The Opening address for the Prosecution from Mervyn Griffith-Jones, must have been, I would have thought, remarkably effective in ensuring many people dashed out to get their hands on this book as soon as it became available. Describing the novel’s thirteen sexual encounters, in which ‘the curtain is never drawn’, he goes on to tell us that ‘one follows them not only into the bedroom but into bed and one remains with them there.’ This would surely be regarded as an excellent marketing ploy today.
The list of witnesses is fascinating. Rebecca West damns with faint praise, but Richard Hoggart, Senior Lecturer at Leicester University, is more helpful to Penguin’s cause, describing Lady Chatterley’s Lover as ‘a book of quite exceptional literary merit.’ Mr Hoggart, ‘self-composed, determined, and unshakeable,’ emerges as something of a hero, particularly in his defence of Lawrence’s use of ‘four-letter words’.

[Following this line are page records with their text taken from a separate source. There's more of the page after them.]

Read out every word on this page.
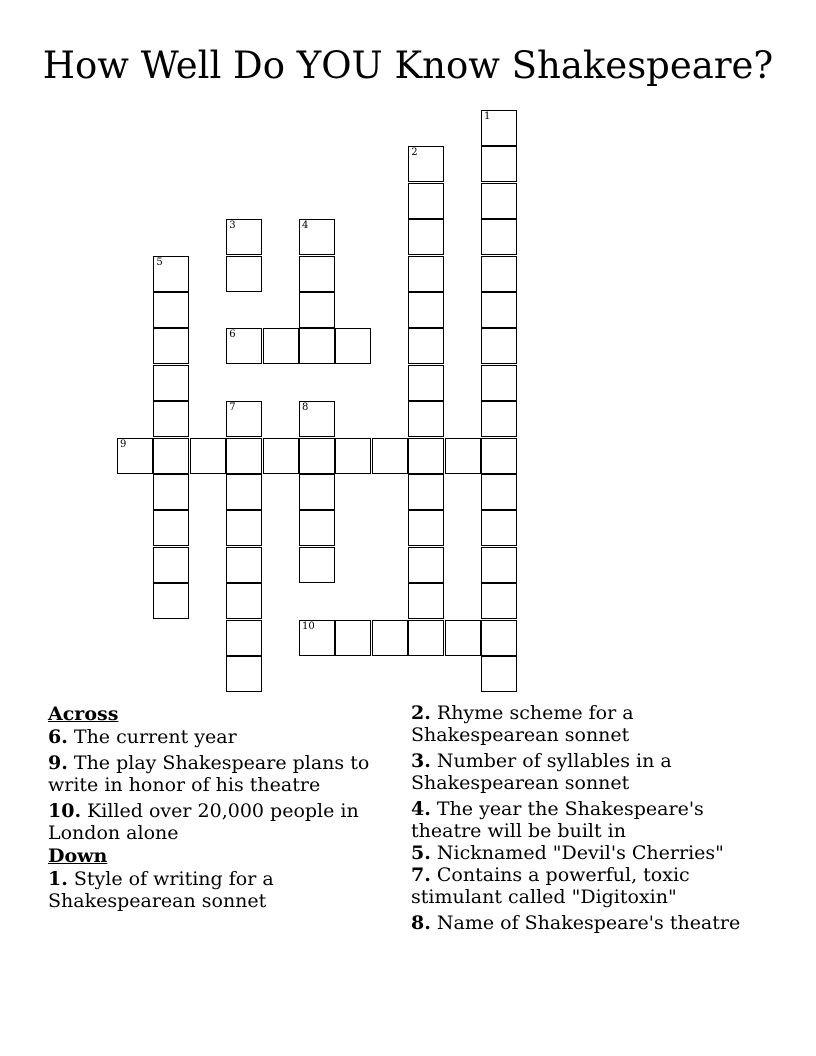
How Well Do YOU Know Shakespeare?
1
2
3	4
5
6
7	8
9
10

Across

6. The current year

9. The play Shakespeare plans to write in honor of his theatre

10. Killed over 20,000 people in London alone

Down

1. Style of writing for a Shakespearean sonnet

2. Rhyme scheme for a Shakespearean sonnet

3. Number of syllables in a Shakespearean sonnet

4. The year the Shakespeare's theatre will be built in

5. Nicknamed "Devil's Cherries"

7. Contains a powerful, toxic stimulant called "Digitoxin"

8. Name of Shakespeare's theatre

Of course, we know the outcome. I suspect that, had the judgement gone the other way, it would have been challenged and overcome with time. But it struck a note of sense in 1960 and, fortunately for the reading public, we were deemed ready to be able to cope with such stuff. Personally, I’m not a massive Lawrence fan – I find him too heavily emotional (West’s assertion that Lawrence had ‘absolutely no sense of humour’ rings true) and besides, Stella Gibbons’ brilliant Cold Comfort Farm now means I can’t take many of his characters seriously. However, as West also says, ‘Lawrence was a very practical and realistic man and he did see that in every country in the world there were vast urban populations who had lost touch with the real world … he was governed by the fear that something would happen, and he did want to get us back to something that would save us.’ Perhaps it’s as relevant now as it was then – I should probably give him another go.